The Huntridge Theatre of Las Vegas Revives with a New Beginning

In 1947, Bud Abbott and Lou Costello graced the stage at the Huntridge Theater in Las Vegas to promote their film, “Buck Privates Come Home.” Decades later, Elvis Presley rented the historic movie house to screen his own films. After nearly two decades of abandonment, the iconic Huntridge Theater is set to undergo a rare restoration process. On April 7, the City of Las Vegas will light up the marquee for the first time since 2004.

Las Vegas developer J. Dapper, the current owner of the Huntridge, has commissioned a rendering to demonstrate how the theater will look after renovations. Located at the intersection of Charleston Boulevard and Maryland Parkway, Dapper purchased the theater for $4 million in March 2021. He estimates that the restoration project will cost somewhere between $10 and $18 million and will take two years to complete.

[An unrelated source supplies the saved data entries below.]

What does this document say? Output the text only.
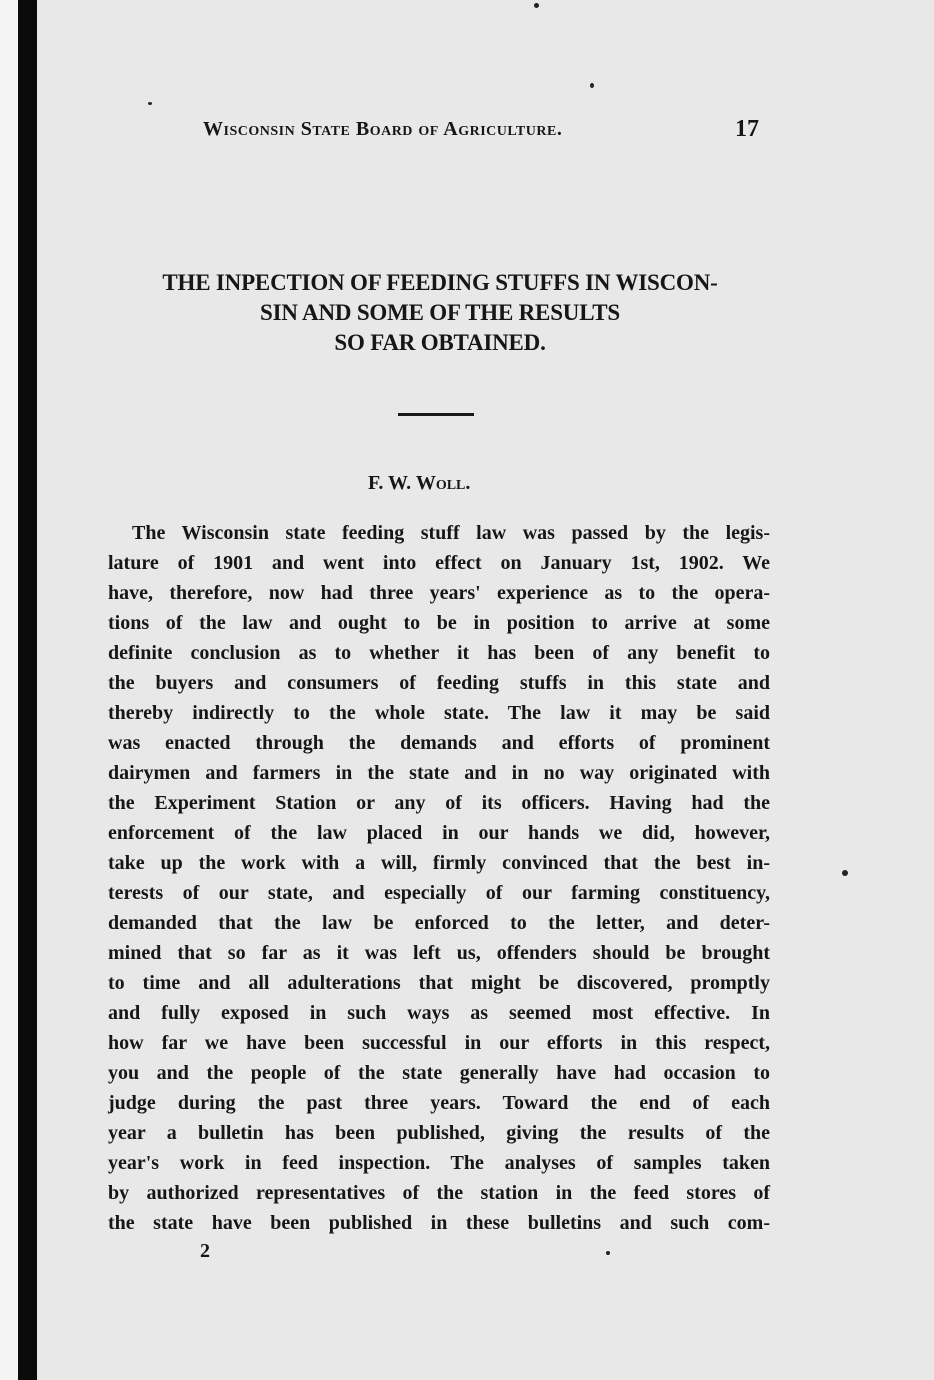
Wisconsin State Board of Agriculture.	17
THE INPECTION OF FEEDING STUFFS IN WISCON-
SIN AND SOME OF THE RESULTS
SO FAR OBTAINED.
F. W. Woll.
The Wisconsin state feeding stuff law was passed by the legis-
lature of 1901 and went into effect on January 1st, 1902. We
have, therefore, now had three years' experience as to the opera-
tions of the law and ought to be in position to arrive at some
definite conclusion as to whether it has been of any benefit to
the buyers and consumers of feeding stuffs in this state and
thereby indirectly to the whole state. The law it may be said
was enacted through the demands and efforts of prominent
dairymen and farmers in the state and in no way originated with
the Experiment Station or any of its officers. Having had the
enforcement of the law placed in our hands we did, however,
take up the work with a will, firmly convinced that the best in-
terests of our state, and especially of our farming constituency,
demanded that the law be enforced to the letter, and deter-
mined that so far as it was left us, offenders should be brought
to time and all adulterations that might be discovered, promptly
and fully exposed in such ways as seemed most effective. In
how far we have been successful in our efforts in this respect,
you and the people of the state generally have had occasion to
judge during the past three years. Toward the end of each
year a bulletin has been published, giving the results of the
year's work in feed inspection. The analyses of samples taken
by authorized representatives of the station in the feed stores of
the state have been published in these bulletins and such com-
2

Once the renovations are finished, the theater will be operated by SoHo Playhouse, a New York City-based production company. They’ve stated their intention to host live music, theater, cabaret, and dance performances at the venue.

The Huntridge was named after Leigh S. J. Hunt, the international business magnate on whose land the theater was built. It was designed by S. Charles Lee, the architect behind the Fox Theater in Beverly Hills and the Hollywood Melrose Hotel. Opening its doors on October 10, 1944, the Huntridge showcased movies starring celebrities like Frank Sinatra, Judy Garland, and Marlene Dietrich.

In 1951, the operations were taken over by a consortium partially owned by actresses Loretta Young and Irene Dunne. Nevada Theater Corp. took over the same year and reportedly made the Huntridge the first desegregated theater in Las Vegas.

In 1992, the theater was converted into a concert hall by Richard Lenz, who knocked down a wall in the lobby. Popular acts like Green Day, No Doubt, Nine Inch Nails, Hole, The Killers, and The Beastie Boys all performed at the Huntridge. Lenz got the theater listed on the National Register of Historic Places in 1993. Unfortunately, two years later, the roof collapsed during a sound check for a Circle Jerks concert. It was rebuilt and reopened in August 1996, but it never regained its former glory due to competition from newer casino venues.

In 2002, the Huntridge was acquired by Eli Mizrachi, the owner of a nearby furniture store. Mizrachi closed the theater in 2004 and tried to convert it into office and retail space. The City of Las Vegas sued Mizrachi in 2014 for failing to maintain the property and keeping it closed for years. The case was settled in 2016 and J. Dapper was eventually given approval by the City Council to purchase the Huntridge in 2019.

Public tours of the theater can be booked online.